"netzweltler" <firstname.lastname@example.org> wrote in message news:email@example.com... > > If I am mixing 9 liters of red paint and 1 liter of green paint, the > mixture > ratio is 9:1. If I am mixing 99 liters of red paint and 1 liter of green > paint, > the percentage of red paint is 99%. If I am not stopping increasing the > percentage of red paint, the percentage of red paint is 99.999?% (even if > this > means that the whole infinite universe is filled with red paint). But a > universe > filled with red paint and 1 liter of green paint is different to a > universe > solely filled with red paint, and no green paint in it. How do we point > out this > difference using standard decimal notation?

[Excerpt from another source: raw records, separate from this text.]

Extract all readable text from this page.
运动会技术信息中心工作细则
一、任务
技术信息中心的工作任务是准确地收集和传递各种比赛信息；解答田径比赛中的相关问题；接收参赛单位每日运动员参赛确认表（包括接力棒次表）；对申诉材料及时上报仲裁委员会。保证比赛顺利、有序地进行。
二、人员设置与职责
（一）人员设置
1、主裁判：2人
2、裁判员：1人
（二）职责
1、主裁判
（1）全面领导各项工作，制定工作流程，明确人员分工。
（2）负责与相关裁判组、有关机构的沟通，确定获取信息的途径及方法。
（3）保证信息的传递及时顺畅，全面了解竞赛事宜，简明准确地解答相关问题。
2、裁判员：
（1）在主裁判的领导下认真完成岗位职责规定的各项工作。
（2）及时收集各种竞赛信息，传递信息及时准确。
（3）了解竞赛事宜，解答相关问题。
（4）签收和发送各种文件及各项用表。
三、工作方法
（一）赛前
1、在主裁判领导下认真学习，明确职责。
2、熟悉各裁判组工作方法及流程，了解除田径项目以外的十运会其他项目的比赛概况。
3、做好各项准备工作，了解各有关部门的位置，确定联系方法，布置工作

Standardly, we cannot make that difference: we just take the limit of the ratio and that is 1/(oo+1)=0, i.e. the ratio tends to 0. For non-standard approaches, along with the references fom has already provided, I'll mention the surreal numbers: <http://en.wikipedia.org/wiki/Surreal_number>
> If the atoms of this 1 liter of green paint are evenly spread within this > infinite universe of red paint, what is the distance between these atoms?

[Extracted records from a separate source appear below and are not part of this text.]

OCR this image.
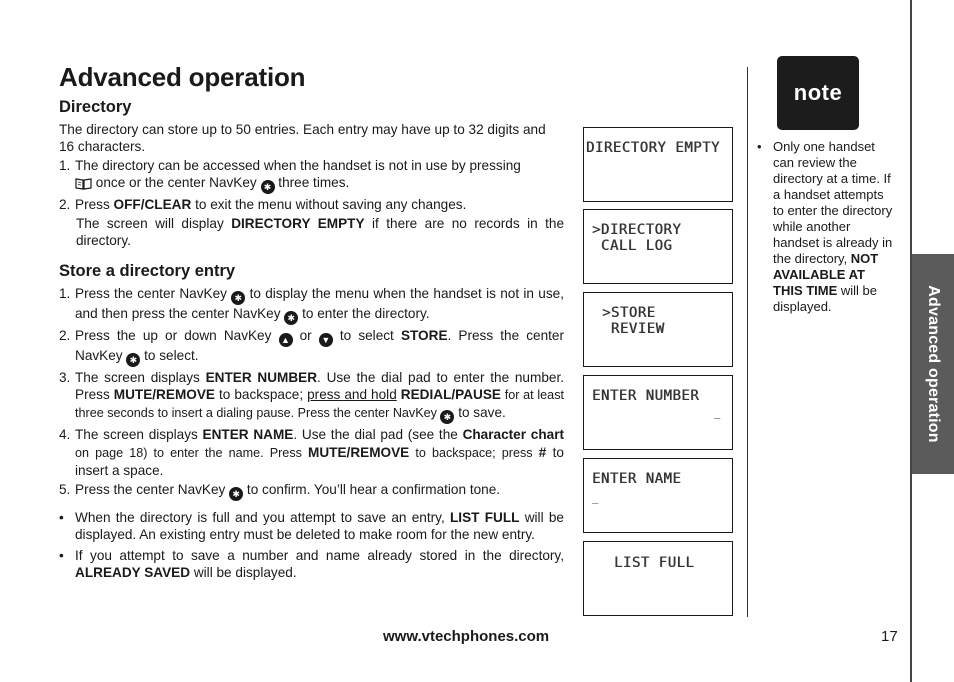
Advanced operation
Directory

The directory can store up to 50 entries. Each entry may have up to 32 digits and 16 characters.

1. The directory can be accessed when the handset is not in use by pressing
once or the center NavKey ✱ three times.
2. Press OFF/CLEAR to exit the menu without saving any changes.
The screen will display DIRECTORY EMPTY if there are no records in the directory.
Store a directory entry
1. Press the center NavKey ✱ to display the menu when the handset is not in use, and then press the center NavKey ✱ to enter the directory.
2. Press the up or down NavKey ▲ or ▼ to select STORE. Press the center NavKey ✱ to select.
3. The screen displays ENTER NUMBER. Use the dial pad to enter the number. Press MUTE/REMOVE to backspace; press and hold REDIAL/PAUSE for at least three seconds to insert a dialing pause. Press the center NavKey ✱ to save.
4. The screen displays ENTER NAME. Use the dial pad (see the Character chart on page 18) to enter the name. Press MUTE/REMOVE to backspace; press # to insert a space.
5. Press the center NavKey ✱ to confirm. You’ll hear a confirmation tone.
• When the directory is full and you attempt to save an entry, LIST FULL will be displayed. An existing entry must be deleted to make room for the new entry.
• If you attempt to save a number and name already stored in the directory, ALREADY SAVED will be displayed.
DIRECTORY EMPTY
>DIRECTORY
CALL LOG
>STORE
REVIEW
ENTER NUMBER
_
ENTER NAME
_
LIST FULL
note
• Only one handset can review the directory at a time. If a handset attempts to enter the directory while another handset is already in the directory, NOT AVAILABLE AT THIS TIME will be displayed.	Advanced operation
www.vtechphones.com	17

It depends on how the particles of paint are spread exactly: if from a single point and at a finite initial velocity, then they will never span more than a finite volume (at any finite time). But if they are spread by some supernatural action (a supertask), they could even be evenly distributed instantaneously and at rest in the infinite universe of otherwise red paint. But, again, the standard finitary framework would not be able to express any of this in detail.
> If the distance between these atoms is finite and the number of atoms is > finite, does it mean, that the space the green atoms are evenly spread in > is finite?